Le contrat de commission : Définition et obligations

L'article en brefLe contrat de commission se présente comme un dispositif juridique essentiel dans le monde du commerce, permettant à une personne, le commissionnaire, d'agir en son nom ou pour une société afin de mener à bien des missions pour un commanditaire, sans qu'aucune subordination ne lie les deux parties. Cette relation commerciale, encadrée par le Code de commerce, autorise le commissionnaire à percevoir une commission, calculée soit en pourcentage de l'opération soit de manière forfaitaire, soulignant ainsi l'autonomie et la responsabilité financière dont il bénéficie dans la gestion des tâches confiées. La possibilité offerte à toute entité, physique comme morale, de devenir commissionnaire, à condition de s'inscrire au registre du commerce, ouvre un champ vaste d'activités commerciales sous différentes formes juridiques.

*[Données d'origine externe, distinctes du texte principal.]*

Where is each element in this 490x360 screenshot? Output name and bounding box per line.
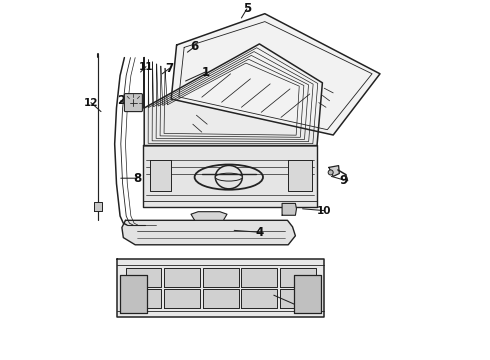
Polygon shape (120, 275, 147, 313)
Polygon shape (288, 160, 312, 191)
Text: 6: 6 (191, 40, 199, 53)
Text: 9: 9 (340, 174, 348, 186)
Polygon shape (191, 212, 227, 220)
Polygon shape (203, 268, 239, 287)
Polygon shape (280, 289, 316, 308)
Polygon shape (280, 268, 316, 287)
Polygon shape (144, 145, 317, 207)
Polygon shape (164, 268, 200, 287)
Polygon shape (242, 268, 277, 287)
Ellipse shape (215, 173, 242, 181)
Ellipse shape (328, 170, 333, 175)
Text: 8: 8 (133, 172, 141, 185)
Polygon shape (242, 289, 277, 308)
Polygon shape (144, 44, 322, 146)
Polygon shape (282, 203, 296, 215)
Text: 2: 2 (117, 94, 125, 107)
Text: 1: 1 (201, 66, 209, 78)
Polygon shape (94, 202, 102, 211)
Polygon shape (164, 289, 200, 308)
Polygon shape (122, 220, 295, 245)
Polygon shape (149, 160, 171, 191)
Text: 3: 3 (298, 301, 307, 314)
Polygon shape (126, 268, 162, 287)
FancyBboxPatch shape (124, 94, 143, 112)
Text: 7: 7 (165, 62, 173, 75)
Text: 11: 11 (139, 62, 153, 72)
Polygon shape (126, 289, 162, 308)
Ellipse shape (215, 166, 242, 189)
Text: 5: 5 (243, 3, 251, 15)
Polygon shape (171, 14, 380, 135)
Polygon shape (117, 259, 324, 317)
Text: 4: 4 (255, 226, 264, 239)
Polygon shape (203, 289, 239, 308)
Text: 12: 12 (84, 98, 98, 108)
Polygon shape (329, 166, 339, 176)
Polygon shape (294, 275, 321, 313)
Text: 10: 10 (317, 206, 331, 216)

La distinction entre le commissionnaire et d'autres figures telles que le mandataire, l'agent commercial, le courtier, ou l'apporteur d'affaires réside principalement dans la manière d'agir au nom d'autrui et dans la responsabilité des actions menées. Alors que le commissionnaire opère en son nom propre, les autres agissent directement au nom des parties qu'ils représentent, avec des degrés variés de responsabilité et d'engagement. Le contrat de commission ne requiert pas de conditions spécifiques de forme, mais pour assurer une sécurité juridique optimale, il doit inclure des clauses détaillées sur l'identité des parties, la nature et la durée de la mission, ainsi que la rémunération et les obligations respectives. Cette flexibilité dans la rédaction du contrat permet d'adapter précisément l'accord aux besoins spécifiques des parties, tout en garantissant un cadre légal solide pour la protection de leurs intérêts.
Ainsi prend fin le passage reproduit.